As some meat processors make curtain calls on the world stage to deliver lines designed to cure their ailing industry, their counterparts march to a different tune fueled by their own agendas.
Consider the recent pronouncement from the American Meat Institute’s chief executive regarding the divided house of the American cattle industry. As Pat Boyle points out, the closed Canadian border represents a windfall for some producers profiting from a tight and largely closed market. Meanwhile, the American beef processing industry is struggling to simply keep their plants running, forget about at full capacity.
The love/hate relationship between packers and producers is longstanding and not exactly a secret. They are our customers, a cattle producer acknowledges, but we wish there were more of them so there would be more competition in the bidding. When control is in the hands of a small number of companies, the economic scenario is classic. When a large number of sellers and a small number of buyers negotiate, the buyers have the power. It would be foolhardy for those in control to abuse their power, for surely what goes around comes around.
Concentration is targeted too often in times of low cattle prices. Listen to Joe Queen, a North Carolina cattle producer and vice president of the National Cattlemen’s Beef Association.

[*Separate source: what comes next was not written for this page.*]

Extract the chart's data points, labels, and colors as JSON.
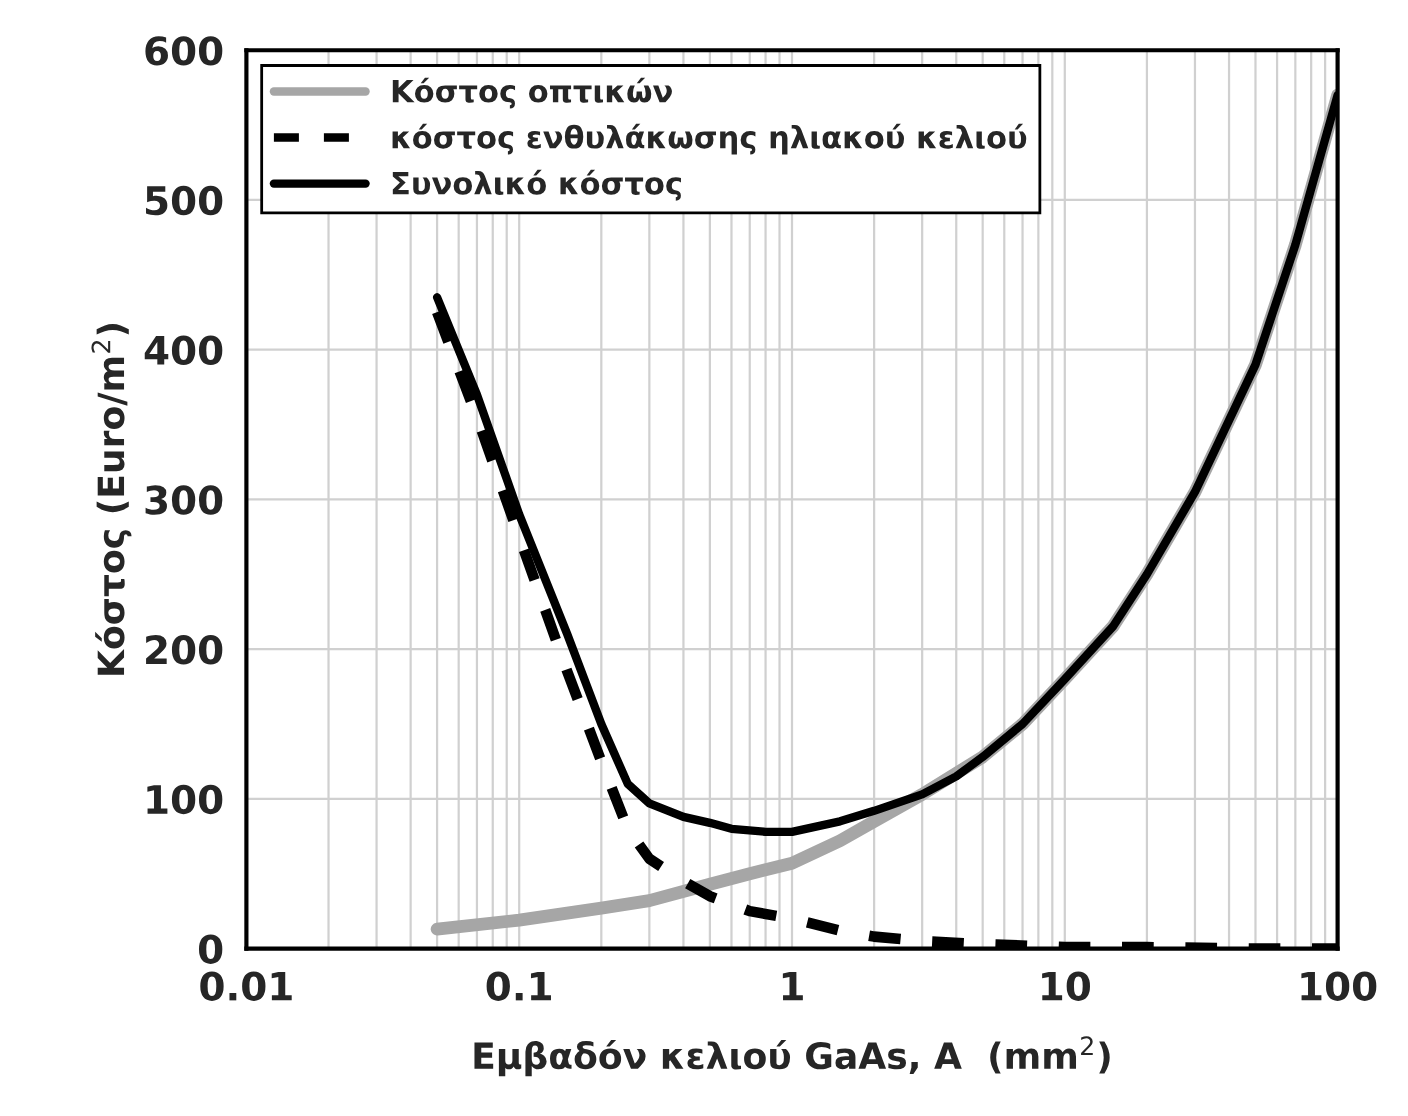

“Today’s strong cattle prices tend to dispel any notion that cattlemen are currently victims of unfair or inadequate competition, and I am not one to blame packer concentration for every ill that affects the cattle industry. But I do feel that robust competition in the packing industry is ultimately very good for cattlemen, and helps ensure that we are selling our cattle in a fair and open marketplace. Competition is especially critical for those raising cattle in regions that do not have an established history of supporting packing capacity. If cattlemen in the West and Northwest, for example, have to rely on a single packer as the destination for their cattle, they may very well face a price squeeze. An even more difficult scenario presents itself when these cattlemen have no packers in their regions whatsoever. In this case, they will mostly likely face a market price squeeze and will be forced to absorb significant freight costs.”
I am no preacher, so my aim is not to convert. Infighting does seem senseless, however, especially given what’s at stake in these trying times. There are precedents to consider, one being from the coffee industry. In the 1970s, crop failures and other factors combined to drive the price of coffee through the ceiling. Those with product were delighted. Their joy was short-lived, however, because many consumers, faced with ultra-high coffee prices, simply quit drinking coffee never to return. The long-term result was very negative for coffee growers and the industry.
It behooves those with interests in the beef industry to take care that they not cut off their noses to spite their faces.